The main disadvantage of the Enigma cipher was that the letter could never be encoded as it is. In other words, A will never be encoded as A. This was a huge flaw in the Enigma code because it provided some of the information that could be used to decrypt messages. If the decoders could guess the word or phrase that is likely to appear in the message, this information would help them to figure out the code. Since the Germans always sent a weather report at the beginning and usually included a phrase with their traditional greeting at the end of the message, phrases were found that brought the decoders closer to the solution.
Alan Turing and Gordon Welchman's machine
Alan Turing and Gordon Welchman developed a machine called Bombe that used electrical circuits to decrypt Enigma encoded messages in less than 20 minutes. The Bombe machine tried to determine the rotor settings and circuitry of the Enigma machine used to send a given encoded message. The standard British Bombe machine was essentially 36 Enigma machines joined together. Thus, she simulated several Enigma machines at once.

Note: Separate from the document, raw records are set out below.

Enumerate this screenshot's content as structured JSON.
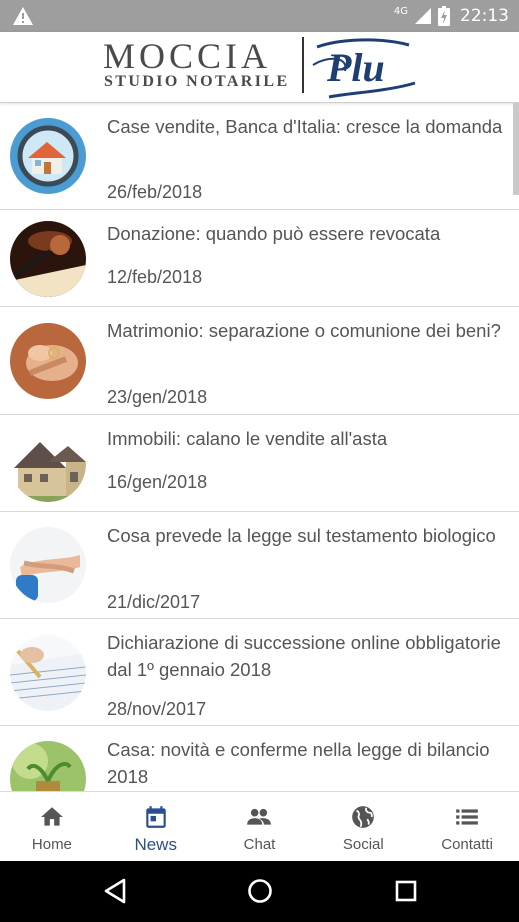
{
  "status_bar": {
    "network": "4G",
    "time": "22:13",
    "icons": [
      "warning-icon",
      "signal-icon",
      "battery-icon"
    ]
  },
  "header": {
    "logo_name": "MOCCIA",
    "logo_subtitle": "STUDIO NOTARILE",
    "logo_mark": "Plu"
  },
  "news": [
    {
      "title": "Case vendite, Banca d'Italia: cresce la domanda",
      "date": "26/feb/2018"
    },
    {
      "title": "Donazione: quando può essere revocata",
      "date": "12/feb/2018"
    },
    {
      "title": "Matrimonio: separazione o comunione dei beni?",
      "date": "23/gen/2018"
    },
    {
      "title": "Immobili: calano le vendite all'asta",
      "date": "16/gen/2018"
    },
    {
      "title": "Cosa prevede la legge sul testamento biologico",
      "date": "21/dic/2017"
    },
    {
      "title": "Dichiarazione di successione online obbligatorie dal 1º gennaio 2018",
      "date": "28/nov/2017"
    },
    {
      "title": "Casa: novità e conferme nella legge di bilancio 2018",
      "date": ""
    }
  ],
  "bottom_nav": {
    "items": [
      {
        "label": "Home",
        "icon": "home-icon",
        "active": false
      },
      {
        "label": "News",
        "icon": "calendar-icon",
        "active": true
      },
      {
        "label": "Chat",
        "icon": "people-icon",
        "active": false
      },
      {
        "label": "Social",
        "icon": "globe-icon",
        "active": false
      },
      {
        "label": "Contatti",
        "icon": "list-icon",
        "active": false
      }
    ]
  },
  "colors": {
    "accent": "#2b4f8c",
    "text": "#555555",
    "icon": "#555555",
    "status_bar": "#9e9e9e"
  }
}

What did the Bombe car look like?
Most Enigma machines had three rotors, and each of the Enigma simulators in Bombe had three drums, one for each rotor. The Bombe drums were color coded to match the rotor they simulated. The drums were arranged so that the top of the three simulated the left Enigma rotor, the middle imitated the middle rotor, and the lower one the right rotor. For each full rotation of the upper drums, the middle drums were increased by one position, the same thing happened with the middle and lower drums, resulting in a total number of positions of 17,576 positions of the Enigma machine with 3 rotors.
Decryption Work
For each rotor configuration, at each rotation of the reels, the Bombe machine made an assumption about setting up the circuit, for example, that A is connected to Z. If the assumption turned out to be false, the machine rejected it and no longer used it, and did not waste time checking any of these later. The Bombe machine shifted the rotor positions and selected a new assumption and repeats this process until a satisfactory arrangement of settings appears. If the machine βguessedβ that A was connected to Z, then it understood that B needed to be connected to E, and so on. If the test did not lead to a contradiction, the machine stopped and the decoder used the selected configuration as the key to the message.